Bemerkungen zu dem Aufsatz des Hrn. Kessels über Sicherheits-
und Combinationsschlösser; von G.
Hertz.
Mit Abbildungen auf Tab.
VII.
Hertz, über Sicherheits- und
Combinationsschlösser.
Die in dem Aufsatze des Hrn. Kessels (polytechn. Journal Bd.
CLI S. 340) angegebenen Mittel um Chubb-
und Bramah-Schlösser zu öffnen, können allerdings zum Zweck führen, doch wird dadurch dem
überaus großen Vorzug, den diese beiden Schloßarten vor allen
früheren haben, durchaus kein Eintrag gethan; denn während in den meisten
Fällen ein hinreichender Vorrath von verschiedenartig gestalteten Haken und
Dietrichen ausreichte, um jedes Schloß älterer
Construction zu öffnen, sind die von Hrn. Kessels angegebenen Werkzeuge zum Oeffnen von Chubb- und Bramah-Schlössern,
insbesondere der letzteren, solche, welche im größten Theil der Fälle erst für den
einzelnen Fall gemacht werden müssen, und dann erfordert ihre Anfertigung eine viel
größere Kunstfertigkeit und complicirtere Werkzeuge, wie sie sich nur in einer
größeren wohleingerichteten Schlosserwerkstatt finden, während gewöhnliche Dietriche
von Jedem gemacht werden können, der einen Schraubstock, Hammer, Feile und einen
kleinen Amboß hat.
Während also jeder gewandte Taugenichts sich leicht die Geschicklichkeit, gewöhnliche
Schlösser zu öffnen, aneignen kann, erfordert das Eröffnen von Chubb- und besonders von Bramah-Schlössern einen guten, geübten
Schlosser. Geschickte Schlosser verdienen aber leicht auf redliche Weise
ihr Brod und brauchen nicht zum Diebeshandwerk zu greifen.

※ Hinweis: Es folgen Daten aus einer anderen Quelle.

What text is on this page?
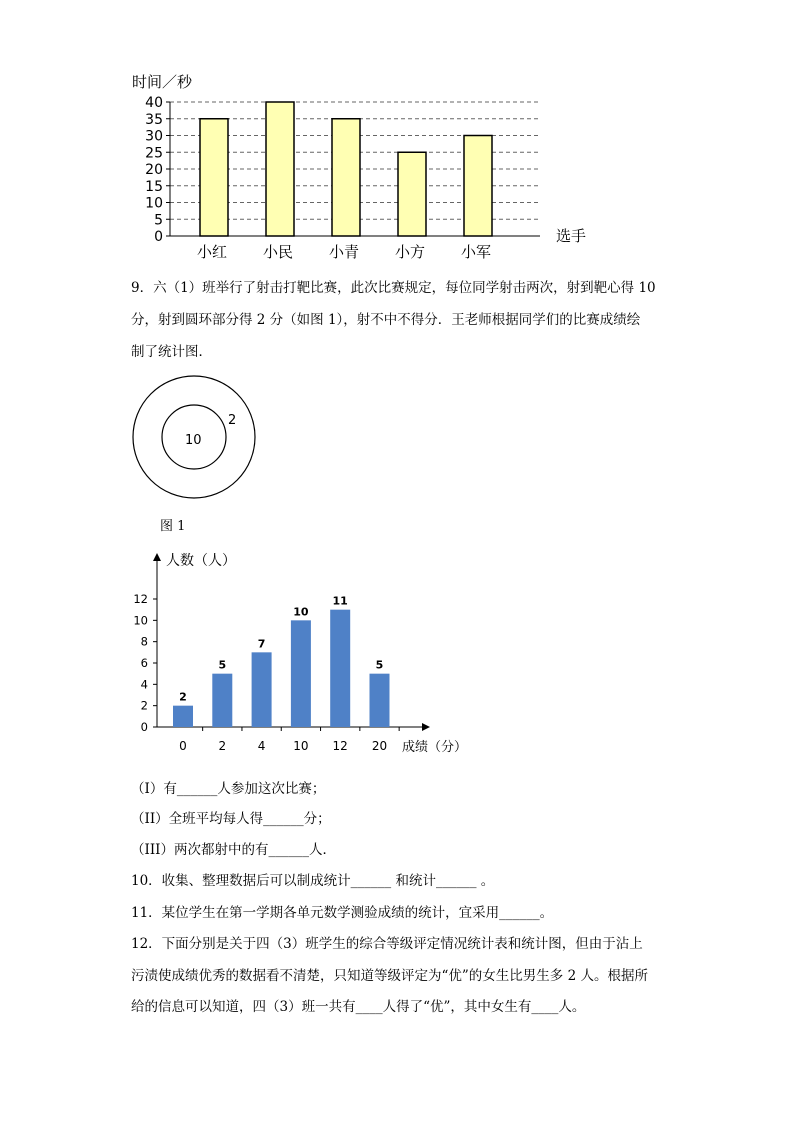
时间／秒
0
5
10
15
20
25
30
35
40
小红 小民 小青 小方 小军
选手
9．六（1）班举行了射击打靶比赛，此次比赛规定，每位同学射击两次，射到靶心得 10
分，射到圆环部分得 2 分（如图 1），射不中不得分．王老师根据同学们的比赛成绩绘
制了统计图．
10
2
图 1
人数（人）
0
2
4
6
8
10
12
2
5
7
10
11
5
0	2	4 10 12 20 成绩（分）
（I）有______人参加这次比赛；
（II）全班平均每人得______分；
（III）两次都射中的有______人．
10．收集、整理数据后可以制成统计______ 和统计______ 。
11．某位学生在第一学期各单元数学测验成绩的统计，宜采用______。
12．下面分别是关于四（3）班学生的综合等级评定情况统计表和统计图，但由于沾上
污渍使成绩优秀的数据看不清楚，只知道等级评定为“优”的女生比男生多 2 人。根据所
给的信息可以知道，四（3）班一共有____人得了“优”，其中女生有____人。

Hr. Kessels hat aber auch einen
der wichtigsten Unterschiede zwischen den alten Schlössern und den Chubb- und Bramah-Schlössern unerwähnt gelassen.

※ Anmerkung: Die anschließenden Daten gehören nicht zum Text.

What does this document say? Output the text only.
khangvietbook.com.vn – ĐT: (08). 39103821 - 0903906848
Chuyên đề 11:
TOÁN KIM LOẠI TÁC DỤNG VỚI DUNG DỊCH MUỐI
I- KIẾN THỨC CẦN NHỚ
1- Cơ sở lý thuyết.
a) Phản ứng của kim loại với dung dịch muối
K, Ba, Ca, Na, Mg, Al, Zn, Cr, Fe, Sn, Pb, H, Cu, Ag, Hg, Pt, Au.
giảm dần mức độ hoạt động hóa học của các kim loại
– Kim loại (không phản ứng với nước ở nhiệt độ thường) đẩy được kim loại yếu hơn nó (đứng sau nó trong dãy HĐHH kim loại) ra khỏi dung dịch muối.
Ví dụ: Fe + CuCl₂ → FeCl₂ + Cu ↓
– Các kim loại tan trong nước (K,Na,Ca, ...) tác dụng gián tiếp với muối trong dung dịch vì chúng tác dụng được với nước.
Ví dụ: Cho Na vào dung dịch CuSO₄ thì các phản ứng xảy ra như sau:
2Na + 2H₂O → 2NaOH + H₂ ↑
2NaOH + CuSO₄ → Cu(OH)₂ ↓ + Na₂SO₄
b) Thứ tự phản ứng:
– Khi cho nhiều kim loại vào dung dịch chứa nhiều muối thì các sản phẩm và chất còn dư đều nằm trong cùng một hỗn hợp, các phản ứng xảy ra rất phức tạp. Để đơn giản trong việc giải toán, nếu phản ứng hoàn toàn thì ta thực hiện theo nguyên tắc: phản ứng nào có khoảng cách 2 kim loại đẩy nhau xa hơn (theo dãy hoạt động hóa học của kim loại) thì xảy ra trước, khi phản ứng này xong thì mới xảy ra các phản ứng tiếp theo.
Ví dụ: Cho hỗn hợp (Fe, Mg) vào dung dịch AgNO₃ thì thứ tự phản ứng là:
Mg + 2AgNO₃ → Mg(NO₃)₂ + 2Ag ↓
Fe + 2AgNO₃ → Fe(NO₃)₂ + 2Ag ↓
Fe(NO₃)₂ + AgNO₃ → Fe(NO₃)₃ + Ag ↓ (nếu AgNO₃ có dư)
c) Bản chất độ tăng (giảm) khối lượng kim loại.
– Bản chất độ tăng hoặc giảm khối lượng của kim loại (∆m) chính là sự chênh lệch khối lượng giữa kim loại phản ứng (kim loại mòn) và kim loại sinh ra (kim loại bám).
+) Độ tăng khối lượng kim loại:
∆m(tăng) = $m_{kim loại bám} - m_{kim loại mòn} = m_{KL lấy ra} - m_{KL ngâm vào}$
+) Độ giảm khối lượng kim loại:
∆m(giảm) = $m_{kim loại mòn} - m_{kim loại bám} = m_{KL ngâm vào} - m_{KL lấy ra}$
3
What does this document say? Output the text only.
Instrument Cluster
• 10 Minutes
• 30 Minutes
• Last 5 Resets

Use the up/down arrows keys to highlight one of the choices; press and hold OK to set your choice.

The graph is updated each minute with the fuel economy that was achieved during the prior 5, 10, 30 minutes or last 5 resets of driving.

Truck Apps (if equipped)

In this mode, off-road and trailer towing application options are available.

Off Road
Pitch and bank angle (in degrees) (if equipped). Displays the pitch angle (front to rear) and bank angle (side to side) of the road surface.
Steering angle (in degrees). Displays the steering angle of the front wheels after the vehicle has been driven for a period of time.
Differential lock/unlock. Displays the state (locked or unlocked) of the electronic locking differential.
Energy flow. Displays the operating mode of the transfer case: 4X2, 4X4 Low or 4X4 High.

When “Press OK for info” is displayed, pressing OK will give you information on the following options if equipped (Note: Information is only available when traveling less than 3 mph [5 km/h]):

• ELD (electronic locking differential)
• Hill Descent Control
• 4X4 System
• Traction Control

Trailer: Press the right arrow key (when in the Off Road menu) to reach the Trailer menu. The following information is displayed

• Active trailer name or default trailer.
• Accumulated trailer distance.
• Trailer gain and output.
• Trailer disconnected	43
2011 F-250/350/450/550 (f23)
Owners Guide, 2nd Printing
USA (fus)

Es wird nämlich das Oeffnen eines jeden ältern Schlosses erleichtert, wenn man durch
Anwendung von Gewalt diejenigen Theile oder einen derjenigen Theile im Innern des
Schlosses zerstört, welche in unversehrtem Zustande das Einbringen eines andern
Werkzeugs als des für das Schloß gemachten Schlüssels verhindern. Dahin gehören alle
Mittelbruch- und Reifbesetzungen.
Ebenso ist der Dorn an einem deutschen Schloß leicht herauszubrechen, er sey denn,
wie an den besseren Schlössern, aus einem Stück mit einer
rechtwinkelig daran stehenden Platte gearbeitet, welche von der andern Seite her
durch das Schloß durchgebracht und an der hintern Seite des Schloßkastens
festgenietet oder festgeschraubt ist.
Ganz anders verhält es sich aber mit den Chubb- und
Bramah-Schlössern. Da
wird das Oeffnen des Schlosses durch die geringste Veränderung der inneren
Theile nicht erleichtert, sondern so erschwert, daß in den meisten Fällen
keine andere Zuflucht bleibt als Erbrechen mit Gewalt, wobei das Schloß sowohl als
das Holzwerk an dem es befestigt ist, zerstört werden muß. Und
hierin liegt der entschiedene Vorzug der Chubb- und
Bramah-Schlösser vor allen anderen älteren Schloßarten.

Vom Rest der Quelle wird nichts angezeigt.